Repairing a Loose Arbor on a Colt Open Top Replica Revolver
Steps in Repairing a Colt Open Top Replica Loose Arbor

This procedure addresses a loose arbor-to-frame connection on Colt Open Top replicas (1851, 1860, 1871-72, etc.). In this scenario, the arbor threads are loose within the standing breech (recoil shield), causing side-to-side or up and down wobble or rotation, which degrades accuracy and can lead to mechanical failure.
There are two primary methods for repair: the Factory-Style Restoration (cleaning, retorquing, and re-pinning) and the Set Screw Modification (a more durable, shooter-grade fix).
Method 1: The Factory-Style Restoration (Loctite & Re-Pin)
This method restores the revolver to its original mechanical configuration but uses modern adhesives to compensate for thread tolerance issues.
1. Removal
- Locate the Pin: Identify the transverse retaining pin at the rear of the frame (usually driven through the frame and arbor threads). (Fig. 1)

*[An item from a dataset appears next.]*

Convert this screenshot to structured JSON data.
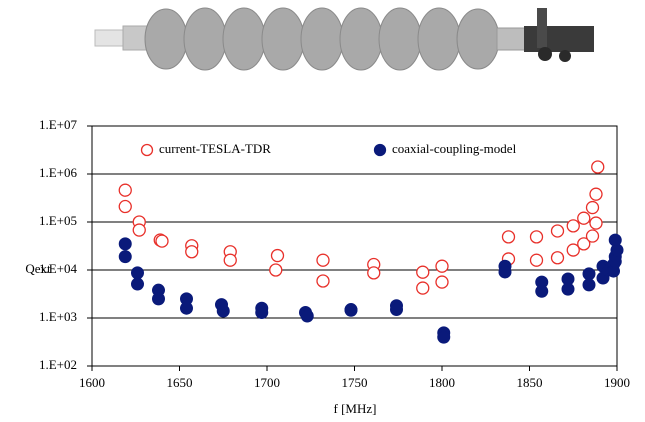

- Drive Out: Drive the pin out (typically left-to-right, but check your specific model; some Piettas use a blind pin or purely friction fit, though most have a visible pin). (Fig. 2)
- Unscrew: Remove the arbor. If it is loose, it may unscrew by hand. If stubborn, use a strap wrench or a padded vise on the unthreaded shaft—never use pliers that will mar the surface.
2. Clean and Prep
- Degrease: Thoroughly clean the frame threads and arbor threads with acetone or brake cleaner. Remove all old oil, grease, and factory thread locker.
- Dry Fit & Index Check: Screw the arbor back in dry until it bottoms out against the frame shoulder. Check the alignment of the wedge slot.
- Scenario A (Over-rotation): The arbor tightens, but the wedge slot rotates past vertical (e.g., to 1 or 2 o'clock). Fix: You must fabricate a thin metal shim (washer) to place between the arbor shoulder and the frame to stop rotation exactly at vertical.
- Scenario B (Under-rotation): The arbor tightens before the slot reaches vertical (e.g., 10 or 11 o'clock). Fix: Carefully face off the rear shoulder of the arbor (using a lathe or meticulous filing) to allow it to screw in further until the slot aligns perfectly.
3. Final Assembly
- Apply Locker: Apply a high-strength thread locker such as Red Loctite (271) or Rocksett to the threads.
- Torque: Screw the arbor in until tight and perfectly indexed (wedge slot vertical).
- Re-Pin:
- If the original pin hole aligns perfectly, reinstall the pin (add Loctite).
- If the hole alignment has shifted due to re-indexing, you must run a reamer or appropriate drill bit through the assembly and install a slightly oversized retaining pin to ensure a solid mechanical lock. (Fig. 2)
Method 2: The Set Screw Modification (The "Gunsmith" Fix)
This is often preferred by competitive shooters (CAS) because it positively locks the arbor threads against the frame without relying solely on the transverse pin or thread locker, allowing for easier future removal. This method is a bit more complicated and may require a trained gunsmith to perform.
1. Drill the Frame
- Remove the trigger guard and loading lever assembly.
- In the water table (the flat milled area on the bottom of the frame, forward of the trigger guard), locate a spot centered under the threaded portion of the arbor hole.
- Drill a hole vertically through the water table into the arbor thread channel. (Size depends on your chosen screw, typically for a #6-32 or #8-32 set screw).
2. Tap the Hole
- Tap the hole with the appropriate bottoming tap.
3. Install the Arbor
- Follow the Clean and Prep steps from Method 1 to ensure the arbor threads are clean and the shoulder allows for perfect indexing.
- Apply Blue Loctite (removable) or Red Loctite (permanent) to the arbor threads if desired, though the set screw makes this less critical.
- Screw the arbor in until it is tight and the wedge slot is perfectly vertical.
4. Lock it Down
- Insert a hardened Allen-head set screw into your new hole in the water table.
- Tighten it firmly. The screw will bite into the threads or the shank of the arbor, pushing it upward and locking it aggressively against the frame threads.
- Optional: For a non-marring fit, drop a small piece of lead shot or brass rod into the hole before the set screw to act as a buffer between the screw and the arbor threads.

Ensure that after this repair, your barrel assembly still seats fully against the frame (water table/pins) before the end of the arbor bottoms out in the barrel hole. If tightening the arbor into the frame moved it backward (deeper into the frame), you may have inadvertently created a short arbor situation. Verify by assembling the barrel without the wedge; if there is a gap between the barrel and frame when the arbor bottoms out, drop a small shim (washer) into the barrel's arbor hole to restore proper contact.